Based on evidence left on Mars, scientists have determined that Mars was once a wet environment with rivers, lakes, and oceans. But after Mars lost its atmosphere, it may have lost the ability to sustain liquid water, with the water potentially merging with minerals, being sealed deep underground in the form of ice or liquid, or even escaping into space.
However, scientists have yet to provide definitive evidence that all this water has turned into ice caps at the Martian poles. Some scientists suggest that the possibility of water being stored beneath the Martian surface or within its crust is greater, but this hypothesis lacks concrete proof.

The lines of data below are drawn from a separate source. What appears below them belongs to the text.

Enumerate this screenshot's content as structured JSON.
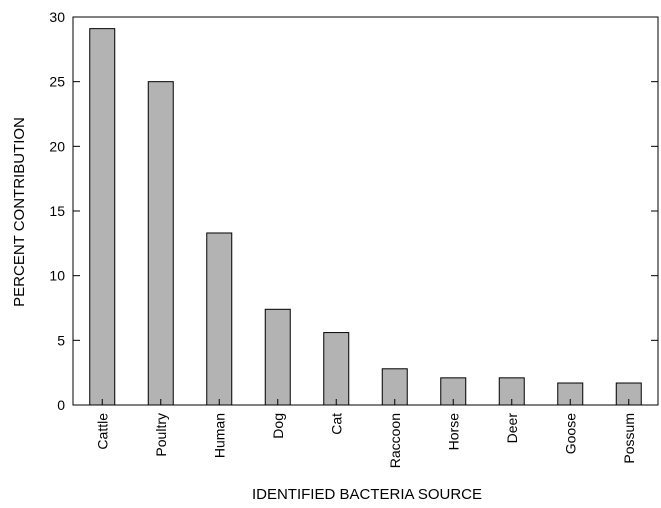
{
  "chart_data": {
    "type": "bar",
    "title": "",
    "xlabel": "IDENTIFIED BACTERIA SOURCE",
    "ylabel": "PERCENT CONTRIBUTION",
    "categories": [
      "Cattle",
      "Poultry",
      "Human",
      "Dog",
      "Cat",
      "Raccoon",
      "Horse",
      "Deer",
      "Goose",
      "Possum"
    ],
    "values": [
      29.1,
      25.0,
      13.3,
      7.4,
      5.6,
      2.8,
      2.1,
      2.1,
      1.7,
      1.7
    ],
    "ylim": [
      0,
      30
    ],
    "yticks": [
      0,
      5,
      10,
      15,
      20,
      25,
      30
    ],
    "grid": false,
    "legend": "none",
    "colors": {
      "bar_fill": "#b3b3b3",
      "bar_stroke": "#000000",
      "axis": "#000000",
      "text": "#000000"
    }
  }
}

Various countries have sent probes and landers to Mars multiple times to understand where the water on Mars has gone. This time, a research team from the University of California, Berkeley, and UC San Diego analyzed data collected by NASA’s InSight mission on Mars from 2018 to 2022.
Their analysis led them to believe that there may be a significant amount of water about 10 to 20 kilometers below the surface of Mars. However, they emphasize that drilling for underground water samples on Mars would pose significant challenges with current human technology.

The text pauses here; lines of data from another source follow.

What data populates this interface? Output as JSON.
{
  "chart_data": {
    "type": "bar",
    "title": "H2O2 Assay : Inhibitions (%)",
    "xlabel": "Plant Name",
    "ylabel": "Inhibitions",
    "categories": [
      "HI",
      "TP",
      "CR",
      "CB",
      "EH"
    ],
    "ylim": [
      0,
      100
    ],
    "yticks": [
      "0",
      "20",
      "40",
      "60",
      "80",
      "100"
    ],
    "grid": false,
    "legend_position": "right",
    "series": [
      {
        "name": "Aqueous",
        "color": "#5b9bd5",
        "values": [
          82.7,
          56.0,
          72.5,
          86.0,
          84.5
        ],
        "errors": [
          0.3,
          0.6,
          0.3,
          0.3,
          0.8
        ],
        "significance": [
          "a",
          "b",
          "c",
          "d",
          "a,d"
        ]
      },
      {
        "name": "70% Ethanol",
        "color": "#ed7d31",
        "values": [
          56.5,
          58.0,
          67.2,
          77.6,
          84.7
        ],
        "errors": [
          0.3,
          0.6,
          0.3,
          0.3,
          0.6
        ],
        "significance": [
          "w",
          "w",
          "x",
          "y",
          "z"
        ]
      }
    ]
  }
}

The research findings were published on August 12 in the Proceedings of the National Academy of Sciences, providing a detailed introduction and analysis of the study.

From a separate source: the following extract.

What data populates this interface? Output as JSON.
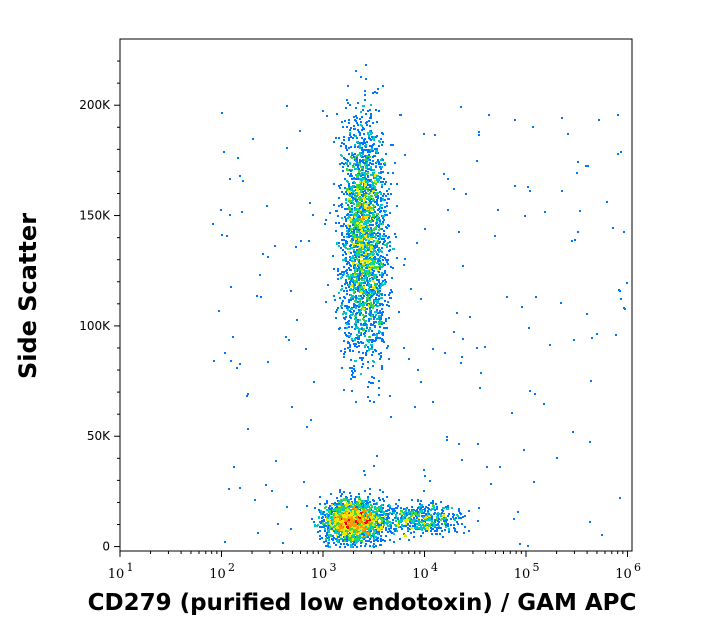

When InSight conducted exploration on Mars, it encountered earthquakes of around magnitude 5, meteor impacts, and rumblings from volcanic regions. These seismic activities helped InSight detect substances below the surface of Mars.
Seismic waves generated during earthquakes pass through rock, minerals, and cavities, producing different wavelength signals that allowed the InSight lander to gather a wealth of data related to the subsurface. Physicists analyzed this data to understand the internal structure of Mars and address questions about Mars’ geology and the whereabouts of ancient Martian oceans.
The UC Berkeley research team concluded that the material in the middle of Mars’ crust is largely composed of thin fissure basalts, filled with liquid water. The calculated amount of water is equivalent to a crust thickness of 1 to 2 kilometers on Mars, suggesting that Mars’ water content may be much larger than previously predicted ancient Martian oceans.
The experiment team stated that the existing data not only helps understand whether Martian crust contains significant water but also provides insights into the mineral composition of Mars’ crust.
UC Berkeley’s Professor of Earth and Planetary Science, Michael Manga, remarked that the mission far exceeded their expectations. He stated that by examining all the seismic data collected by InSight, they calculated the thickness of the crust, depth of the core, core composition, and even the temperature inside the core.
Assistant Professor of Planetary Science at UC San Diego’s Scripps Institution of Oceanography, Vashan Wright, emphasized the importance of understanding Mars’ water cycle for grasping the evolution of Mars’ climate, surface, and interior. This knowledge is crucial to pinpointing the water on Mars and estimating its quantity.
Professor Manga added, “When we confirm the existence of a massive reservoir of liquid water on Mars, it provides us with a useful window into understanding the climate that may have existed then or could still exist.”
He continued, “Water is a vital necessity for known life, as seen in deep mines and ocean floors on Earth. We do not understand why this underground reservoir on Mars is not a habitable environment. While we have yet to find any evidence of life on Mars, at least we know it is a potential place to sustain life.”
The related research work was supported by the Canadian Institute for Advanced Research, the National Science Foundation, and the U.S. Office of Naval Research.